Revelation, by C.J. Sansom, $26.95. In the year 1543, Henry VIII is looking to take his sixth wife, a widow named Catherine Parr who is afraid to marry him, and afraid not to. It’s a most repressive time in England’s history, as Henry is turning away from reform and religious reformers are now being persecuted if they speak their minds too freely.
Meanwhile, the streets of London are full of sick, homeless people, including former monks who were turned out when the monasteries were closed, as well as the poor souls they once treated in their hospitals. And the king is more interested in pouring money into foreign wars than caring for his subjects at home.
Matthew Shardlake, the sharp-witted hunchback who has figured in three earlier books from this astonishing author, is now a successful and prosperous lawyer working on an unusual case, that of a teenage boy gone mad from religion.

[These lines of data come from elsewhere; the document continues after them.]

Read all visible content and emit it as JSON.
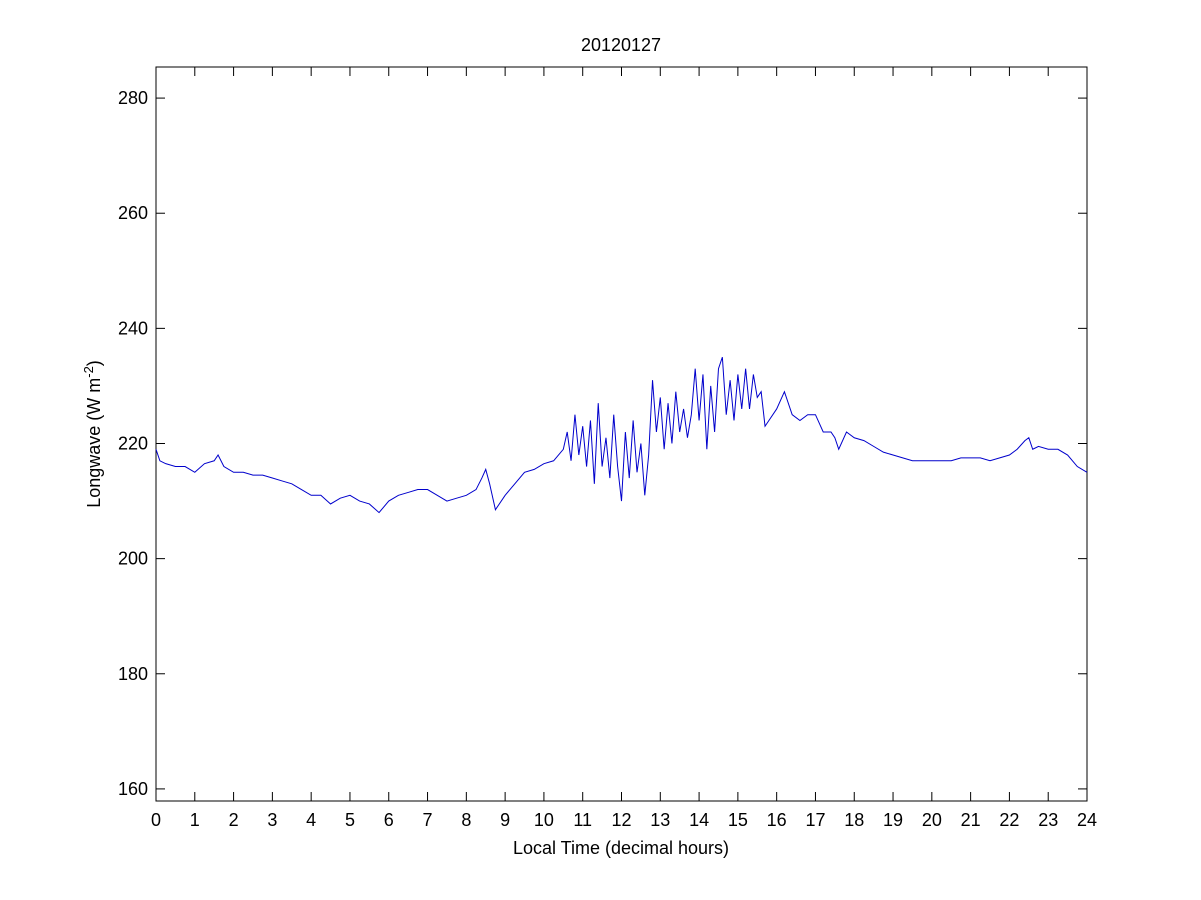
{
  "chart_data": {
    "type": "line",
    "title": "20120127",
    "xlabel": "Local Time (decimal hours)",
    "ylabel": [
      "Longwave (W m",
      "-2",
      ")"
    ],
    "xlim": [
      0,
      24
    ],
    "xticks": [
      0,
      1,
      2,
      3,
      4,
      5,
      6,
      7,
      8,
      9,
      10,
      11,
      12,
      13,
      14,
      15,
      16,
      17,
      18,
      19,
      20,
      21,
      22,
      23,
      24
    ],
    "ylim": [
      157.9,
      285.4
    ],
    "yticks": [
      160,
      180,
      200,
      220,
      240,
      260,
      280
    ],
    "series": [
      {
        "color": "#0000cc",
        "x": [
          0,
          0.1,
          0.25,
          0.5,
          0.75,
          1,
          1.25,
          1.5,
          1.6,
          1.75,
          2,
          2.25,
          2.5,
          2.75,
          3,
          3.25,
          3.5,
          3.75,
          4,
          4.25,
          4.5,
          4.75,
          5,
          5.25,
          5.5,
          5.75,
          6,
          6.25,
          6.5,
          6.75,
          7,
          7.25,
          7.5,
          7.75,
          8,
          8.25,
          8.4,
          8.5,
          8.6,
          8.75,
          9,
          9.25,
          9.5,
          9.75,
          10,
          10.25,
          10.5,
          10.6,
          10.7,
          10.8,
          10.9,
          11,
          11.1,
          11.2,
          11.3,
          11.4,
          11.5,
          11.6,
          11.7,
          11.8,
          11.9,
          12,
          12.1,
          12.2,
          12.3,
          12.4,
          12.5,
          12.6,
          12.7,
          12.8,
          12.9,
          13,
          13.1,
          13.2,
          13.3,
          13.4,
          13.5,
          13.6,
          13.7,
          13.8,
          13.9,
          14,
          14.1,
          14.2,
          14.3,
          14.4,
          14.5,
          14.6,
          14.7,
          14.8,
          14.9,
          15,
          15.1,
          15.2,
          15.3,
          15.4,
          15.5,
          15.6,
          15.7,
          15.8,
          16,
          16.2,
          16.4,
          16.6,
          16.8,
          17,
          17.2,
          17.4,
          17.5,
          17.6,
          17.8,
          18,
          18.25,
          18.5,
          18.75,
          19,
          19.25,
          19.5,
          19.75,
          20,
          20.25,
          20.5,
          20.75,
          21,
          21.25,
          21.5,
          21.75,
          22,
          22.2,
          22.4,
          22.5,
          22.6,
          22.75,
          23,
          23.25,
          23.5,
          23.75,
          24
        ],
        "values": [
          219,
          217,
          216.5,
          216,
          216,
          215,
          216.5,
          217,
          218,
          216,
          215,
          215,
          214.5,
          214.5,
          214,
          213.5,
          213,
          212,
          211,
          211,
          209.5,
          210.5,
          211,
          210,
          209.5,
          208,
          210,
          211,
          211.5,
          212,
          212,
          211,
          210,
          210.5,
          211,
          212,
          214,
          215.5,
          213,
          208.5,
          211,
          213,
          215,
          215.5,
          216.5,
          217,
          219,
          222,
          217,
          225,
          218,
          223,
          216,
          224,
          213,
          227,
          216,
          221,
          214,
          225,
          216,
          210,
          222,
          214,
          224,
          215,
          220,
          211,
          218,
          231,
          222,
          228,
          219,
          227,
          220,
          229,
          222,
          226,
          221,
          225,
          233,
          224,
          232,
          219,
          230,
          222,
          233,
          235,
          225,
          231,
          224,
          232,
          226,
          233,
          226,
          232,
          228,
          229,
          223,
          224,
          226,
          229,
          225,
          224,
          225,
          225,
          222,
          222,
          221,
          219,
          222,
          221,
          220.5,
          219.5,
          218.5,
          218,
          217.5,
          217,
          217,
          217,
          217,
          217,
          217.5,
          217.5,
          217.5,
          217,
          217.5,
          218,
          219,
          220.5,
          221,
          219,
          219.5,
          219,
          219,
          218,
          216,
          215
        ]
      }
    ]
  }
}
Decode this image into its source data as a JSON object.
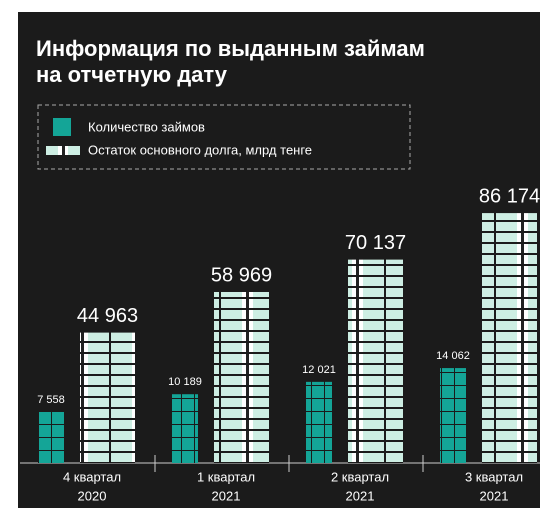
{
  "chart_data": {
    "type": "bar",
    "title": [
      "Информация по выданным займам",
      "на отчетную дату"
    ],
    "categories": [
      [
        "4 квартал",
        "2020"
      ],
      [
        "1 квартал",
        "2021"
      ],
      [
        "2 квартал",
        "2021"
      ],
      [
        "3 квартал",
        "2021"
      ]
    ],
    "series": [
      {
        "name": "Количество займов",
        "color": "#14a597",
        "values": [
          7558,
          10189,
          12021,
          14062
        ],
        "value_labels": [
          "7 558",
          "10 189",
          "12 021",
          "14 062"
        ]
      },
      {
        "name": "Остаток основного долга, млрд тенге",
        "color": "#cdeee3",
        "values": [
          44963,
          58969,
          70137,
          86174
        ],
        "value_labels": [
          "44 963",
          "58 969",
          "70 137",
          "86 174"
        ]
      }
    ]
  }
}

For his own protection he’s been placed in the notorious Bedlam hospital for the insane, and though his parents want him removed, Matthew feels he is safer there, lest his uncontrolled prayers get him branded as a heretic.
In the midst of all this, Matthew’s best friend is murdered in a most sensational way, and he promises his widow Dorothy (whom he has long loved in secret) to find the killer. More gruesome murders ensue, all following certain prophecies in the Book of Revelation. It’s clear to the modern reader that we are dealing with a serial killer, a concept unknown to Tudor England.
The story is dense, complex and, at 550 pages, not one word too long. We can’t help but marvel at Sansom’s clear, easy prose and his gift for creating memorable characters and for breathing life into a time gone by. Matthew is a remarkable creation, a kind and rational man in an age of cruelty and superstition. And of course there are the inevitable unspoken comparisons to our own time, as there should be in any work of historical fiction because one age never learns from another’s mistakes. We can’t recommend this book too highly; it’s another virtuoso performance from a truly great talent.
A Rule Against Murder, by Louise Penny, $24.95. Chief Inspector Armand Gamache of the Surete du Quebec and his wife, Reine-Marie, are celebrating a wedding anniversary at the Manoir Bellechasse, a luxurious inn in the wilderness not far from the village of Three Pines, where Gamache has been a frequent visitor. All the other guests are members of an extended family there for an annual reunion, and much to the Gamaches’ surprise, two of them turn out to be Peter and Clara Morrow, artist friends of theirs from Three Pines.
The Morrow family is a strange lot, constantly bickering, frequently hateful, all embittered by past events and yet never quite what they seem to be. The highlight of their strained reunion is the unveiling of a statue of the late patriarch, Charles Morrow, a massive affair made of dense, heavy petrified wood, set upon a marble base in the garden. Not long after it has been installed, it topples, killing one of the daughters.
There is no way it was an accident, and the author sets up an ingenious, impossible crime puzzle for the reader. How could anyone have dislodged the statue from its base? And why was this particular family member chosen?
Gamache sends Reine-Marie away while he assembles his team of detectives to work on the problem. All the while, of course, they are served delectable food and drink by the inn’s solicitous staff. And more of Gamache’s family history is revealed to the reader.
Spade & Archer, by Joe Gores, $24. Joe Gores, a former private eye and longtime scholar and admirer of Dashiell Hammett, as well as a veteran mystery novelist, has given us a prequel to Hammett’s classic “The Maltese Falcon,” which he rightly calls the first hard-boiled noir detective novel.
Those who have read the original will recall that the real reason Sam Spade took the case was to find out who killed his partner, Miles Archer, a man he didn’t even like and with whose wife he was having an affair. But because he was his partner, he had to do something about his murder.
So here we meet Archer (who appears only briefly), as well as Spade, at the beginning of his career when he opens his own agency, hires Effie Perine and begins his relationship with Iva Archer. Material from “The Maltese Falcon” and from Hammett’s own days as a Pinkerton operative provide material for the plot.
The result is a story that reads almost as if Hammett himself had written it, and it’s not likely that any of his fans will be disappointed.
Tom and Enid Schantz write regularly about new mystery releases.